Ah, os anos 60! Se hoje o drama é a senha do Wi-Fi, em 1968 o drama era o volume do gira-discos e a quantidade de laca ou brilhantina necessária para manter um penteado intacto diante de uma ventoínha,
Aqui vou contar uma versão de uma estória quase verdadeira, com mini-hondas, brilhantina e o terror de todos os pais daquela época: o conjunto rock que abrilhantavam os bailes e festas de garagem.
Tudo começou quando o Álvaro, que acabava de completar 16 anos e achava que era a reencarnação do James Dean ou, na pior da hipóteses, o Alan Delon, já para não falar do Morandi ou no Holliday. Ele resolveu que a festa iria ser na Discoteca e que ia ser um estouro.
A senhora sua mãe deve ter passado os três dias anteriores a fazer croquetes, rissóis, panados e um tal de ponche de frutas que agora baptizaram de sangria.
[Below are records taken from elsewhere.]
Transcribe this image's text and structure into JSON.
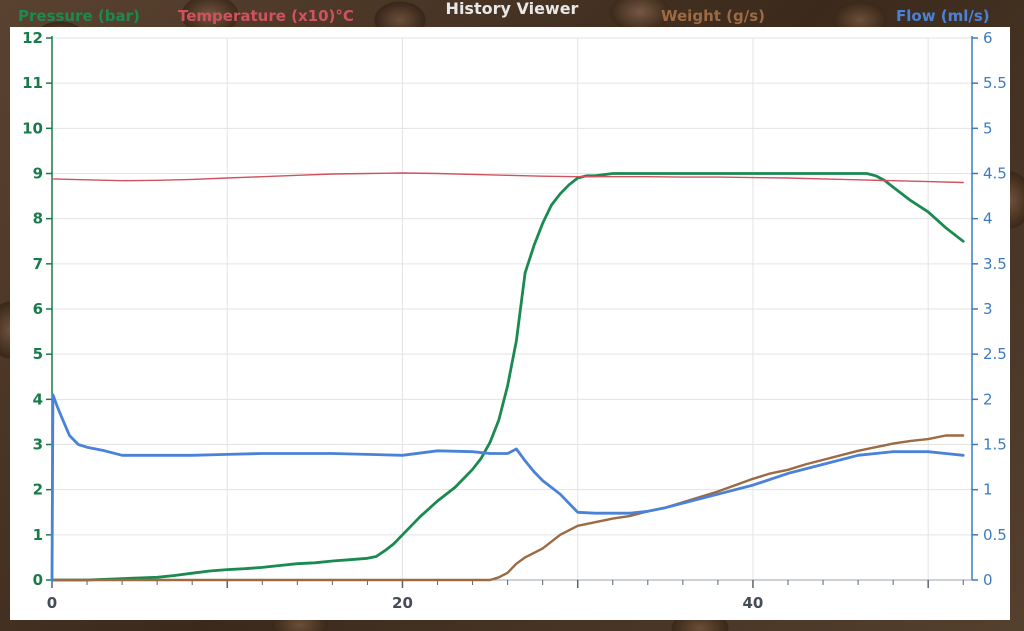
{
  "window_title": "History Viewer",
  "legend": {
    "pressure": "Pressure (bar)",
    "temperature": "Temperature (x10)°C",
    "weight": "Weight (g/s)",
    "flow": "Flow (ml/s)"
  },
  "colors": {
    "pressure": "#1a8a50",
    "temperature": "#d0525e",
    "weight": "#9c6a43",
    "flow": "#4a82d8",
    "right_axis": "#3d7bbf",
    "left_axis": "#1a7a4a"
  },
  "chart_data": {
    "type": "line",
    "title": "History Viewer",
    "xlim": [
      0,
      52.5
    ],
    "x_ticks": [
      0,
      20,
      40
    ],
    "y_left_lim": [
      0,
      12
    ],
    "y_left_ticks": [
      0,
      1,
      2,
      3,
      4,
      5,
      6,
      7,
      8,
      9,
      10,
      11,
      12
    ],
    "y_right_lim": [
      0,
      6
    ],
    "y_right_ticks": [
      "0",
      "0.5",
      "1",
      "1.5",
      "2",
      "2.5",
      "3",
      "3.5",
      "4",
      "4.5",
      "5",
      "5.5",
      "6"
    ],
    "grid": true,
    "series": [
      {
        "name": "Pressure (bar)",
        "axis": "left",
        "x": [
          0,
          2,
          4,
          6,
          7,
          8,
          9,
          10,
          11,
          12,
          13,
          14,
          15,
          16,
          17,
          18,
          18.5,
          19,
          19.5,
          20,
          21,
          22,
          23,
          24,
          24.5,
          25,
          25.5,
          26,
          26.5,
          27,
          27.5,
          28,
          28.5,
          29,
          29.5,
          30,
          30.5,
          31,
          32,
          33,
          34,
          35,
          36,
          37,
          38,
          39,
          40,
          41,
          42,
          43,
          44,
          45,
          46,
          46.5,
          47,
          47.5,
          48,
          49,
          50,
          51,
          52
        ],
        "y": [
          0,
          0,
          0.03,
          0.06,
          0.1,
          0.15,
          0.2,
          0.23,
          0.25,
          0.28,
          0.32,
          0.36,
          0.38,
          0.42,
          0.45,
          0.48,
          0.52,
          0.65,
          0.8,
          1.0,
          1.4,
          1.75,
          2.05,
          2.45,
          2.7,
          3.05,
          3.55,
          4.3,
          5.3,
          6.8,
          7.4,
          7.9,
          8.3,
          8.55,
          8.75,
          8.9,
          8.95,
          8.95,
          9.0,
          9.0,
          9.0,
          9.0,
          9.0,
          9.0,
          9.0,
          9.0,
          9.0,
          9.0,
          9.0,
          9.0,
          9.0,
          9.0,
          9.0,
          9.0,
          8.95,
          8.85,
          8.7,
          8.4,
          8.15,
          7.8,
          7.5
        ]
      },
      {
        "name": "Temperature (x10)°C",
        "axis": "left",
        "x": [
          0,
          2,
          4,
          6,
          8,
          10,
          12,
          14,
          16,
          18,
          20,
          22,
          24,
          26,
          28,
          30,
          32,
          34,
          36,
          38,
          40,
          42,
          44,
          46,
          48,
          50,
          52
        ],
        "y": [
          8.88,
          8.86,
          8.84,
          8.85,
          8.87,
          8.9,
          8.93,
          8.96,
          8.99,
          9.0,
          9.01,
          9.0,
          8.98,
          8.96,
          8.94,
          8.93,
          8.93,
          8.93,
          8.92,
          8.92,
          8.91,
          8.9,
          8.88,
          8.86,
          8.84,
          8.82,
          8.8
        ]
      },
      {
        "name": "Weight (g/s)",
        "axis": "right",
        "x": [
          0,
          10,
          20,
          25,
          25.5,
          26,
          26.5,
          27,
          28,
          29,
          30,
          31,
          32,
          33,
          34,
          35,
          36,
          37,
          38,
          39,
          40,
          41,
          42,
          43,
          44,
          45,
          46,
          47,
          48,
          49,
          50,
          51,
          52
        ],
        "y": [
          0,
          0,
          0,
          0,
          0.03,
          0.08,
          0.18,
          0.25,
          0.35,
          0.5,
          0.6,
          0.64,
          0.68,
          0.71,
          0.76,
          0.8,
          0.86,
          0.92,
          0.98,
          1.05,
          1.12,
          1.18,
          1.22,
          1.28,
          1.33,
          1.38,
          1.43,
          1.47,
          1.51,
          1.54,
          1.56,
          1.6,
          1.6
        ]
      },
      {
        "name": "Flow (ml/s)",
        "axis": "right",
        "x": [
          0,
          0.05,
          0.3,
          0.6,
          1,
          1.5,
          2,
          3,
          4,
          6,
          8,
          10,
          12,
          14,
          16,
          18,
          20,
          22,
          24,
          25,
          26,
          26.5,
          27,
          27.5,
          28,
          29,
          30,
          31,
          32,
          33,
          34,
          35,
          36,
          38,
          40,
          42,
          44,
          46,
          48,
          50,
          51,
          52
        ],
        "y": [
          0,
          2.05,
          1.92,
          1.78,
          1.6,
          1.5,
          1.47,
          1.43,
          1.38,
          1.38,
          1.38,
          1.39,
          1.4,
          1.4,
          1.4,
          1.39,
          1.38,
          1.43,
          1.42,
          1.4,
          1.4,
          1.45,
          1.32,
          1.2,
          1.1,
          0.95,
          0.75,
          0.74,
          0.74,
          0.74,
          0.76,
          0.8,
          0.85,
          0.95,
          1.05,
          1.18,
          1.28,
          1.38,
          1.42,
          1.42,
          1.4,
          1.38
        ]
      }
    ]
  }
}
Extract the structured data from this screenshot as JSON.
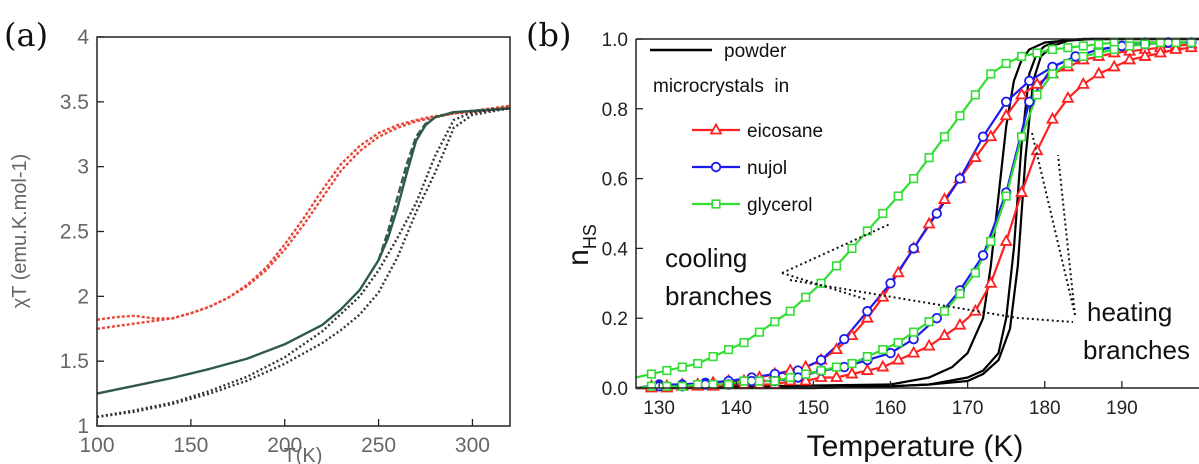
{
  "chart_data": [
    {
      "panel_label": "(a)",
      "type": "line",
      "xlabel": "T(K)",
      "ylabel": "χT (emu.K.mol-1)",
      "xlim": [
        100,
        320
      ],
      "ylim": [
        1,
        4
      ],
      "xticks": [
        100,
        150,
        200,
        250,
        300
      ],
      "yticks": [
        1,
        1.5,
        2,
        2.5,
        3,
        3.5,
        4
      ],
      "ytick_labels": [
        "1",
        "1.5",
        "2",
        "2.5",
        "3",
        "3.5",
        "4"
      ],
      "grid": false,
      "series": [
        {
          "color": "#e8493a",
          "dash": "3,2",
          "x": [
            100,
            110,
            120,
            130,
            140,
            150,
            160,
            170,
            180,
            190,
            200,
            210,
            220,
            230,
            240,
            250,
            260,
            270,
            280,
            290,
            300,
            310,
            320
          ],
          "y": [
            1.82,
            1.84,
            1.85,
            1.83,
            1.83,
            1.87,
            1.92,
            1.99,
            2.09,
            2.22,
            2.4,
            2.6,
            2.82,
            3.02,
            3.16,
            3.26,
            3.32,
            3.36,
            3.39,
            3.41,
            3.42,
            3.44,
            3.46
          ]
        },
        {
          "color": "#e8493a",
          "dash": "3,2",
          "x": [
            100,
            110,
            120,
            130,
            140,
            150,
            160,
            170,
            180,
            190,
            200,
            210,
            220,
            230,
            240,
            250,
            260,
            270,
            280,
            290,
            300,
            310,
            320
          ],
          "y": [
            1.75,
            1.77,
            1.79,
            1.81,
            1.83,
            1.87,
            1.92,
            1.99,
            2.08,
            2.2,
            2.36,
            2.55,
            2.76,
            2.97,
            3.12,
            3.23,
            3.3,
            3.35,
            3.38,
            3.41,
            3.43,
            3.45,
            3.47
          ]
        },
        {
          "color": "#2e5a47",
          "dash": "",
          "x": [
            100,
            120,
            140,
            160,
            180,
            200,
            220,
            230,
            240,
            250,
            255,
            260,
            265,
            270,
            275,
            280,
            290,
            300,
            320
          ],
          "y": [
            1.25,
            1.31,
            1.37,
            1.44,
            1.52,
            1.63,
            1.78,
            1.9,
            2.05,
            2.28,
            2.45,
            2.68,
            2.95,
            3.2,
            3.32,
            3.38,
            3.42,
            3.43,
            3.45
          ]
        },
        {
          "color": "#2e5a47",
          "dash": "7,3",
          "x": [
            250,
            255,
            260,
            265,
            270,
            275,
            280,
            290,
            300,
            320
          ],
          "y": [
            2.28,
            2.5,
            2.76,
            3.02,
            3.23,
            3.33,
            3.38,
            3.42,
            3.43,
            3.45
          ]
        },
        {
          "color": "#333333",
          "dash": "2,2.5",
          "x": [
            100,
            120,
            140,
            160,
            180,
            200,
            220,
            240,
            250,
            260,
            270,
            280,
            290,
            300,
            320
          ],
          "y": [
            1.07,
            1.12,
            1.18,
            1.27,
            1.38,
            1.53,
            1.73,
            2.0,
            2.2,
            2.45,
            2.72,
            3.08,
            3.36,
            3.42,
            3.45
          ]
        },
        {
          "color": "#333333",
          "dash": "2,2.5",
          "x": [
            100,
            120,
            140,
            160,
            180,
            200,
            220,
            230,
            240,
            250,
            260,
            270,
            280,
            285,
            290,
            300,
            320
          ],
          "y": [
            1.07,
            1.11,
            1.17,
            1.25,
            1.35,
            1.48,
            1.64,
            1.74,
            1.86,
            2.03,
            2.3,
            2.65,
            2.95,
            3.12,
            3.3,
            3.4,
            3.45
          ]
        }
      ]
    },
    {
      "panel_label": "(b)",
      "type": "line",
      "xlabel": "Temperature (K)",
      "ylabel": "n",
      "ylabel_sub": "HS",
      "xlim": [
        127,
        200
      ],
      "ylim": [
        0,
        1
      ],
      "xticks": [
        130,
        140,
        150,
        160,
        170,
        180,
        190
      ],
      "yticks": [
        0.0,
        0.2,
        0.4,
        0.6,
        0.8,
        1.0
      ],
      "ytick_labels": [
        "0.0",
        "0.2",
        "0.4",
        "0.6",
        "0.8",
        "1.0"
      ],
      "grid": false,
      "legend": {
        "position": "top-left",
        "header": "microcrystals  in",
        "entries": [
          {
            "label": "powder",
            "color": "#000000",
            "marker": "none"
          },
          {
            "label": "eicosane",
            "color": "#ff2020",
            "marker": "triangle"
          },
          {
            "label": "nujol",
            "color": "#1a1aee",
            "marker": "circle"
          },
          {
            "label": "glycerol",
            "color": "#33dd33",
            "marker": "square"
          }
        ]
      },
      "annotations": [
        {
          "text": [
            "cooling",
            "branches"
          ]
        },
        {
          "text": [
            "heating",
            "branches"
          ]
        }
      ],
      "series": [
        {
          "name": "powder",
          "color": "#000000",
          "marker": "none",
          "x": [
            127,
            140,
            150,
            160,
            165,
            170,
            172,
            174,
            175,
            176,
            177,
            178,
            179,
            180,
            182,
            185,
            200
          ],
          "y": [
            0.0,
            0.0,
            0.0,
            0.005,
            0.01,
            0.03,
            0.05,
            0.1,
            0.2,
            0.4,
            0.7,
            0.9,
            0.96,
            0.98,
            0.995,
            1.0,
            1.0
          ]
        },
        {
          "name": "powder",
          "color": "#000000",
          "marker": "none",
          "x": [
            127,
            140,
            150,
            160,
            165,
            170,
            172,
            174,
            175.5,
            176.5,
            177.5,
            178.5,
            179.5,
            181,
            183,
            186,
            200
          ],
          "y": [
            0.0,
            0.0,
            0.0,
            0.005,
            0.01,
            0.02,
            0.04,
            0.08,
            0.17,
            0.35,
            0.66,
            0.88,
            0.95,
            0.98,
            0.995,
            1.0,
            1.0
          ]
        },
        {
          "name": "powder",
          "color": "#000000",
          "marker": "none",
          "x": [
            127,
            160,
            165,
            168,
            170,
            172,
            173,
            174,
            175,
            176,
            177,
            178,
            180,
            185,
            200
          ],
          "y": [
            0.0,
            0.01,
            0.03,
            0.06,
            0.1,
            0.2,
            0.35,
            0.55,
            0.75,
            0.88,
            0.94,
            0.97,
            0.99,
            1.0,
            1.0
          ]
        },
        {
          "name": "eicosane",
          "color": "#ff2020",
          "marker": "triangle",
          "x": [
            127,
            129,
            131,
            133,
            135,
            137,
            139,
            141,
            143,
            145,
            147,
            149,
            151,
            153,
            155,
            157,
            159,
            161,
            163,
            165,
            167,
            169,
            171,
            173,
            175,
            177,
            179,
            181,
            183,
            185,
            187,
            189,
            191,
            193,
            195,
            197,
            199
          ],
          "y": [
            0.0,
            0.005,
            0.005,
            0.01,
            0.01,
            0.015,
            0.02,
            0.02,
            0.03,
            0.04,
            0.05,
            0.06,
            0.08,
            0.11,
            0.15,
            0.2,
            0.26,
            0.33,
            0.4,
            0.47,
            0.54,
            0.6,
            0.66,
            0.72,
            0.78,
            0.84,
            0.87,
            0.9,
            0.92,
            0.94,
            0.95,
            0.96,
            0.965,
            0.97,
            0.975,
            0.98,
            0.985
          ]
        },
        {
          "name": "eicosane",
          "color": "#ff2020",
          "marker": "triangle",
          "x": [
            127,
            129,
            131,
            133,
            135,
            137,
            139,
            141,
            143,
            145,
            147,
            149,
            151,
            153,
            155,
            157,
            159,
            161,
            163,
            165,
            167,
            169,
            171,
            173,
            175,
            177,
            179,
            181,
            183,
            185,
            187,
            189,
            191,
            193,
            195,
            197,
            199
          ],
          "y": [
            0.0,
            0.0,
            0.0,
            0.005,
            0.005,
            0.005,
            0.01,
            0.01,
            0.01,
            0.01,
            0.02,
            0.02,
            0.03,
            0.03,
            0.04,
            0.05,
            0.06,
            0.08,
            0.1,
            0.12,
            0.15,
            0.18,
            0.22,
            0.3,
            0.42,
            0.56,
            0.68,
            0.77,
            0.83,
            0.87,
            0.9,
            0.92,
            0.94,
            0.95,
            0.96,
            0.97,
            0.975
          ]
        },
        {
          "name": "nujol",
          "color": "#1a1aee",
          "marker": "circle",
          "x": [
            127,
            130,
            133,
            136,
            139,
            142,
            145,
            148,
            151,
            154,
            157,
            160,
            163,
            166,
            169,
            172,
            175,
            178,
            181,
            184,
            187,
            190,
            193,
            196,
            199
          ],
          "y": [
            0.0,
            0.01,
            0.01,
            0.015,
            0.02,
            0.03,
            0.04,
            0.05,
            0.08,
            0.14,
            0.22,
            0.3,
            0.4,
            0.5,
            0.6,
            0.72,
            0.82,
            0.88,
            0.92,
            0.95,
            0.97,
            0.98,
            0.985,
            0.99,
            0.99
          ]
        },
        {
          "name": "nujol",
          "color": "#1a1aee",
          "marker": "circle",
          "x": [
            127,
            130,
            133,
            136,
            139,
            142,
            145,
            148,
            151,
            154,
            157,
            160,
            163,
            166,
            169,
            172,
            175,
            178,
            181,
            184,
            187,
            190,
            193,
            196,
            199
          ],
          "y": [
            0.0,
            0.005,
            0.005,
            0.01,
            0.01,
            0.02,
            0.02,
            0.03,
            0.05,
            0.06,
            0.08,
            0.1,
            0.14,
            0.2,
            0.28,
            0.38,
            0.56,
            0.82,
            0.92,
            0.95,
            0.97,
            0.98,
            0.99,
            0.99,
            0.99
          ]
        },
        {
          "name": "glycerol",
          "color": "#33dd33",
          "marker": "square",
          "x": [
            127,
            129,
            131,
            133,
            135,
            137,
            139,
            141,
            143,
            145,
            147,
            149,
            151,
            153,
            155,
            157,
            159,
            161,
            163,
            165,
            167,
            169,
            171,
            173,
            175,
            177,
            179,
            181,
            183,
            185,
            187,
            189,
            191,
            193,
            195,
            197,
            199
          ],
          "y": [
            0.03,
            0.04,
            0.05,
            0.06,
            0.07,
            0.09,
            0.11,
            0.13,
            0.16,
            0.19,
            0.22,
            0.26,
            0.3,
            0.35,
            0.4,
            0.45,
            0.5,
            0.55,
            0.6,
            0.66,
            0.72,
            0.78,
            0.84,
            0.9,
            0.93,
            0.95,
            0.96,
            0.97,
            0.975,
            0.98,
            0.985,
            0.99,
            0.99,
            0.99,
            0.99,
            0.99,
            0.99
          ]
        },
        {
          "name": "glycerol",
          "color": "#33dd33",
          "marker": "square",
          "x": [
            127,
            129,
            131,
            133,
            135,
            137,
            139,
            141,
            143,
            145,
            147,
            149,
            151,
            153,
            155,
            157,
            159,
            161,
            163,
            165,
            167,
            169,
            171,
            173,
            175,
            177,
            179,
            181,
            183,
            185,
            187,
            189,
            191,
            193,
            195,
            197,
            199
          ],
          "y": [
            0.0,
            0.005,
            0.005,
            0.005,
            0.01,
            0.01,
            0.01,
            0.02,
            0.02,
            0.02,
            0.03,
            0.04,
            0.05,
            0.06,
            0.07,
            0.09,
            0.11,
            0.13,
            0.16,
            0.19,
            0.22,
            0.27,
            0.33,
            0.42,
            0.55,
            0.72,
            0.84,
            0.9,
            0.93,
            0.95,
            0.96,
            0.97,
            0.98,
            0.985,
            0.99,
            0.99,
            0.99
          ]
        }
      ]
    }
  ]
}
O pai, estava na sala a testar o gira-discos e os muitos vinis afim de colmatar qualquer falha da banda convidada. Ele tinha uma regra clara:
- Se eu ouvir esse tal de Roberto Carlos gritar que 'está proibido fumar', eu desligo a luz e acaba-se a festa. É que ele não respirava, fumava.
Os convidados foram chegando, uns nas sua mini-hondas, outros na Mini Suzuki, outros a pé e poucos à boleia do carro dos pais. As meninas tentavam desesperadamente manter as saias rodadas, curtas e sem vincos. Não era moda a saia plissada e os pais não deixavam as saias se encurtarem mais.
Entrar na festa exigia um protocolo: os rapazes entravam com o pente de bolso na mão, dando aquele retoque final na franja e as moças chegavam com uma invisível névoa de perfume e um palmo dos joelhos à mostra.
Quando o conjunto rock começou a tocar Twist and Shout dos Beatles, a sala parecia tinha virado um campo de batalha. O objetivo era mexer os joelhos o mais rápido possível sem derrubar nada.
O ápice foi o lent". Quando a música diminuiu o ritmo, o pai do Álvaro levantou-se do sofá como se tivesse ouvido um alarme de incêndio. Ele circulava pelo salão com uma lanterna, sim, uma lanterna, garantindo que houvesse, no mínimo, o espaço de uma Bíblia Sagrada entre cada par que dançava.
No meio da festa, o conjunto tentou tocar os Rolling Stones. A senhora mãe dele logo apareceu ali a gritar que aquilo é música de quem não toma banho nem se penteia. A banda parou, amuou e abalou. Não era refrão, foi mesmo decisão. Aí estava o prevenido pai com os seus vinís e todos dançaram um banho de lua ao som do gira-discos. Tinha acabado de anoitecer, porque depois das nove é coisa só de cinema americano, a festa terminou.
Depois de quase todos terem saído, contrariados, uns de mão dada outros apenasmente a ter visão dupla por causa da tal ponche bebida em exagero.
Eu era quase da casa, assim com mais uns dois ou três ficámos para a limpeza combinada.
O cenário era de dar dó:
O chão estava tão grudento de ponche derramado que os sapatos faziam ploc a cada passo. Havia marcas de brilhantina em todas as almofadas de cetim. o Álvaro estava no canto, a tentar convencer futura namorada de que ele ia ganhar um Simca Chambord de presente, mentira deslavada.
O pai, soprando uma baforada afirmou:
- Para Ano que vem, vais comemorar na igreja, que é mais seguro.